= Barry Divola =

Australian journalist

Barry Charles Divola is an Australian journalist, columnist and author.

==Birth and family==
Divola was born in Sydney, the first son of Kevin Divola. He lives in Perth, Western Australia, with his wife and two daughters.

==Writing career==
Divola is a regular contributor to The Sydney Morning Herald and was a columnist and feature writer for that newspaper's monthly publication, (sydney) magazine, where he presented the columns Street Life and Hole in the Wall. He was the music critic for Who, a senior writer for Rolling Stone and contributor to Madison and Entertainment Weekly.

==Bibliography==

===Books===
- Divola, Barry (1998). "Fanclub : It's a fan's world – popstars just live in it"
- Divola, Barry (2004). "Searching for Kingly Critter : A deliciously different tale of obsession and nostalgia"
- M is for Metal : The loudest alphabet book on earth (with Paul McNeil) – ABC Books, (Syd, 2006) ISBN 9780975683408
- The Secret Life of Backpackers : A bunk's-eye view of the tourist trail from Bondi to Cairns – ABC Books, (Syd, 2008) ISBN 9780733320927
- Nineteen Seventysomething – Affirm Press, (2010) ISBN 9780980637854

===Essays and reporting===
- Divola, Barry (2014). "Living on the edge : bladesmith Karim Haddad teaches people how to make knives, but it's about much more than the sharp, pointy things"

=== Album reviews ===

| Album title | Artist | Reviewed in |
|---|---|---|
| Kindred | Passion Pit | Divola, Barry (May 2015). "Passion Pit's ecstatic pop". Reviews.
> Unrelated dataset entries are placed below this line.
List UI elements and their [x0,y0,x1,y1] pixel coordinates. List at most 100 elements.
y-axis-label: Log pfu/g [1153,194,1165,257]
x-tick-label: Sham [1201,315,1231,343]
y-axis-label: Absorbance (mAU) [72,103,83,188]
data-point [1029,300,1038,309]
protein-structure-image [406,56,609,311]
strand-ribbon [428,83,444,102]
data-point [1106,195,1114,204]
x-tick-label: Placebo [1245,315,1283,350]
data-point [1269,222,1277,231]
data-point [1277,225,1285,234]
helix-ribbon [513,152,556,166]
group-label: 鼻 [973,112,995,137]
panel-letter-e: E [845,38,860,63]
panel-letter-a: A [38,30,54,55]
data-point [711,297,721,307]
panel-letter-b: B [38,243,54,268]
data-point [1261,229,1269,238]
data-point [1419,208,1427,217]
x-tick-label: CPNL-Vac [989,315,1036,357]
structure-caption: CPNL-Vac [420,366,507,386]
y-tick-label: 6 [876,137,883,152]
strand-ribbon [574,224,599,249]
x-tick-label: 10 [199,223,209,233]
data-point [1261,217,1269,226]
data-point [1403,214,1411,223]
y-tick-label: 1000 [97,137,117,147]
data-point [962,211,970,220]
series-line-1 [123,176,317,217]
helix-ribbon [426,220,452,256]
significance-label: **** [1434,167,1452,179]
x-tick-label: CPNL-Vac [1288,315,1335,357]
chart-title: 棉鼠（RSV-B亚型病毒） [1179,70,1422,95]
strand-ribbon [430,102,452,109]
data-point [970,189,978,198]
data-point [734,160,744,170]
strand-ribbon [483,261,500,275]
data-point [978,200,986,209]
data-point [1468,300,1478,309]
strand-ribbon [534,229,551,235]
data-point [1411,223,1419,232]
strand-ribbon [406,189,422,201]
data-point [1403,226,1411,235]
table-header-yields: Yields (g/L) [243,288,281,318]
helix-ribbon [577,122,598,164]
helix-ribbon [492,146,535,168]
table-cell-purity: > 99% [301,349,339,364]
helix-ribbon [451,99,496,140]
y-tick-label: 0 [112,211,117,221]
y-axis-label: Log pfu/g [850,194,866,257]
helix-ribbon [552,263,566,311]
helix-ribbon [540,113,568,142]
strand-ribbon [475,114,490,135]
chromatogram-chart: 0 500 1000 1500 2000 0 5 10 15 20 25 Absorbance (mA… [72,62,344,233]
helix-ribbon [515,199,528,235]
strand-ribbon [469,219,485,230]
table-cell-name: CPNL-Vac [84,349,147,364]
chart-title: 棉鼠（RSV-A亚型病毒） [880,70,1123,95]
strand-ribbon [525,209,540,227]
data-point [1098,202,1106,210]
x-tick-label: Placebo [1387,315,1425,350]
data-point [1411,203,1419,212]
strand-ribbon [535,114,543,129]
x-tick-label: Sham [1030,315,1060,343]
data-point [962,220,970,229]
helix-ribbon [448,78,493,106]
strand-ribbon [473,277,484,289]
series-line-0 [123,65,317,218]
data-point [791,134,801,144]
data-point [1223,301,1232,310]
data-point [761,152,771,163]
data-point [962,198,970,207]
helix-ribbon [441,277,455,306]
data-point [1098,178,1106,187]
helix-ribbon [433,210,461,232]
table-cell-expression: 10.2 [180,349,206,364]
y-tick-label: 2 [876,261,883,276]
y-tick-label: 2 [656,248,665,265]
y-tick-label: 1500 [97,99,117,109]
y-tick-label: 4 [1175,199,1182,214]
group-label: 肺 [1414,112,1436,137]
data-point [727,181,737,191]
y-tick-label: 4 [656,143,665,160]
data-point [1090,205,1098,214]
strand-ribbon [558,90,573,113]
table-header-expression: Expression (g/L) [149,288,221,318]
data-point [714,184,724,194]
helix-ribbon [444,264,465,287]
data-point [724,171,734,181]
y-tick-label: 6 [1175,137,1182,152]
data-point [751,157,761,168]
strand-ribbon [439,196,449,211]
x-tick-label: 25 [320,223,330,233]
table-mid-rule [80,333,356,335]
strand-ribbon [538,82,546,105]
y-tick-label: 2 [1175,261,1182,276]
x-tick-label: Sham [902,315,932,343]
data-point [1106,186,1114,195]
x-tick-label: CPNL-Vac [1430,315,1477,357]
Rolling Stone (Australia). 762: 90. |
| No Pier Pressure | Brian Wilson | Divola, Barry (May 2015). "The man who wasn't there". Reviews. Rolling Stone (Australia). 762: 92. |
| Beat the Champ | The Mountain Goats | Divola, Barry (May 2015). "[Untitled review]". Reviews. Rolling Stone (Australia). 762: 94. |
| Postcards from Paradise | Ringo Starr | Divola, Barry (May 2015). "[Untitled review]". Reviews. Rolling Stone (Australia). 762: 97. |
| Carrie & Lowell | Sufjan Stevens | Divola, Barry (May 2015). "Sufjan's quiet contemplation". Reviews. Rolling Stone (Australia). 762: 98. |

==Awards==
He won the Banjo Paterson Award for short fiction in 2004, 2005 and 2006 for his stories Nipple, Cicada Boy and Nixon.